After 20 minutes of blockading the roads around parliament, the crowd headed off to Westminster Bridge, stopping the traffic as they continued to chant.
As they reached the centre of the bridge, they ground to a halt and unravelled a huge banner spanning width of the busy Thames crossing.
I wanted to understand what had driven these activists to such extraordinary measures to get their voices heard. I got in touch with Liz Sayce, chief executive of the charity Disability Rights UK, which has been critical of the approach to disabilities under Cameron and Osborne.
Sayce argued that there has been an assault on disabled people over the last five years, and said two-thirds of people affected by the government's “bedroom tax” are disabled, which means it hits those who find moving most challenging the hardest.
“Today’s announcements offered disappointment, not practical support," Sayce said, "and will leave swathes of disabled people worse off. There might be a heatwave coming, but for many disabled people there’s a chill in the air.”
The chancellor, who argues that the current system creates a financial incentive to claim sickness benefits, would disagree with this assessment.
Kay Nosa, a resident of Iain Duncan Smith's constituency, was reflecting on the day's events as she blockaded the path of the buses attempting to make their journey across the capital.
"I've purposefully spent three days not doing anything, so I have the energy to be here for this protest," she said. "I don't support this budget, and neither should anyone else if you care about the lives of the disabled, as it will hurt people like me the hardest, like the cuts that came before them."
The Centre for Welfare Reform think-tank backs this up, arguing that current cuts affect disabled people nine times more than their able-bodied counterparts. The figure is 19 times for the most disabled.
"Ian Duncan Smith is the minister behind these changes," Nosa said. "He might be my MP, but he will never, ever, represent me."
As tourists posed for selfies on the bridge, one member of London's smartly dressed workforce began to lose his temper.
An argument had broken out between a protester from Suffolk called Martin and a man in a pinstriped suit. "You can go back to your nice job and nice salary, tutting about us blocking the road," Martin said, to which the suited man interjected proudly: "I will."
Martin continued: "But there are thousands of disabled people across the country who are dying because of the actions of the current government, forced to suicide, dying of hunger."
The man, who declined to provide his name to BuzzFeed News, replied simply, "I hope that they do," before barging away through the crowd.
Martin furiously wheeled himself behind the man, visibly shaking with anger.

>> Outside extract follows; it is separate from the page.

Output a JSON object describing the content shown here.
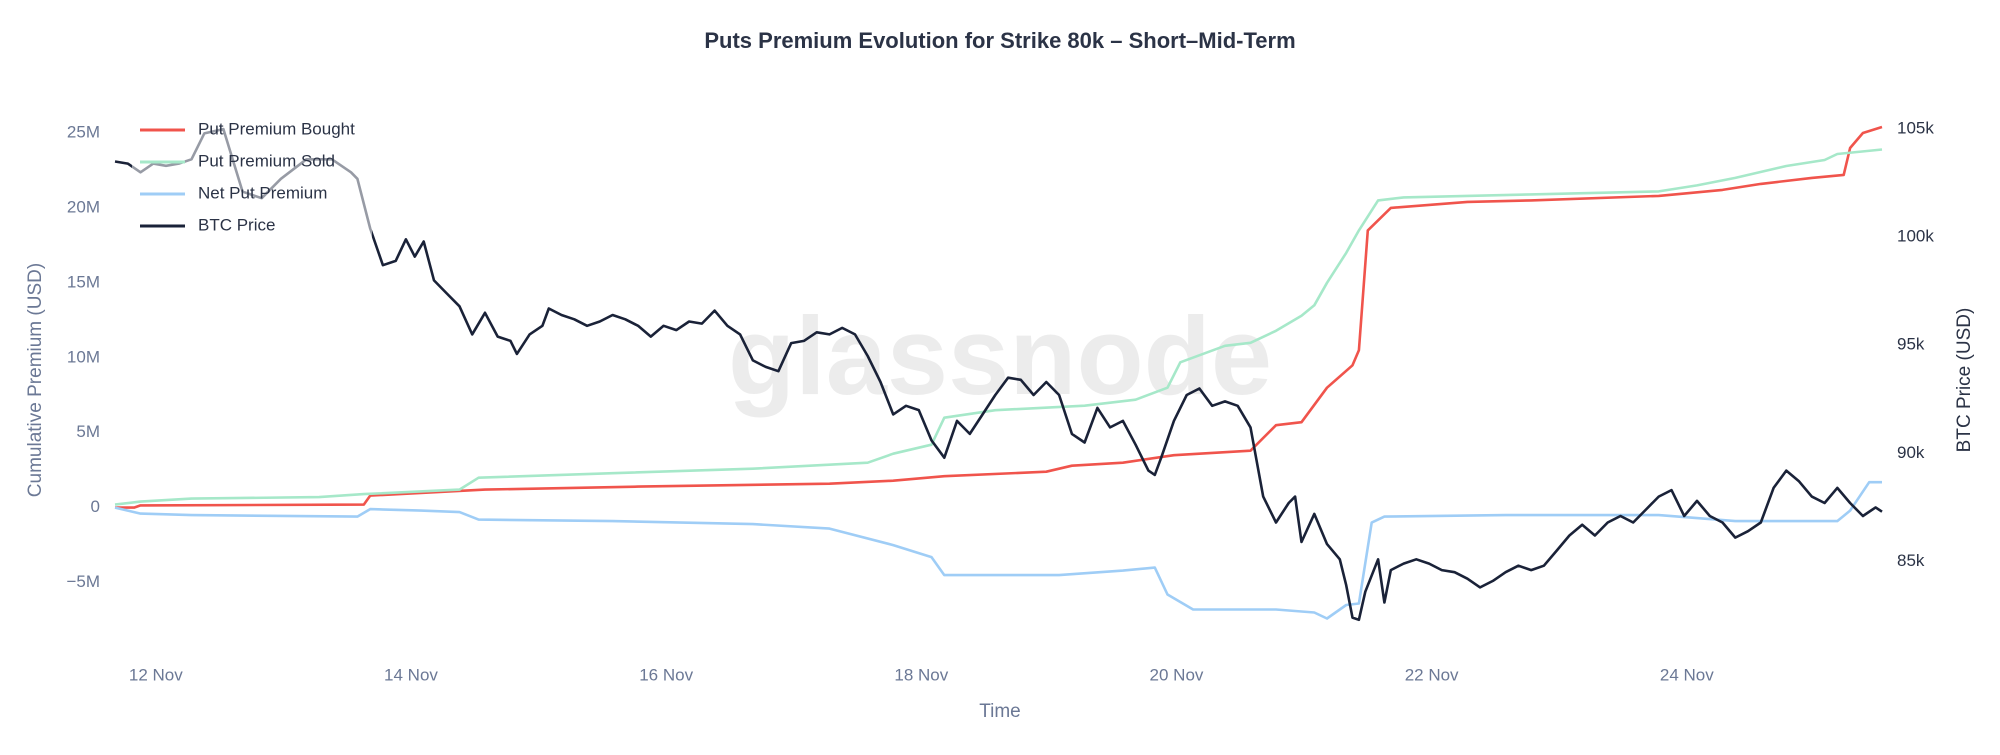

"How dare you, how dare you, you should be ashamed of yourself!" Martin screamed down his megaphone, breathing heavily as he chased the man. When I caught up with him on the other side of the bridge, Martin told me just why the man's comment had hurt him so much.
"It just shows the rhetoric of the press, and of the MPs in that building over there, is working," Martin said. "They're turning the general public and our neighbours against disabled people like me."
Back at the centre of the bridge, the banner still stood blocking the traffic. Having been there for around half an hour, the police liaison officers (PLOs), who acted as go-betweens with the Met and protesters, decided that enough was enough. "I don't disagree with what you're doing" said the officer, "and I've met some wonderful disabled people," but it was time for the protesters to get moving.
As the crowd slowly turned, heading back to Parliament Square, the roads around the Palace of Westminster were blocked once again.
Later the police made clear the road was now blocked illegally, and went on to make four arrests. BuzzFeed News has reached out the Metropolitan police for comment.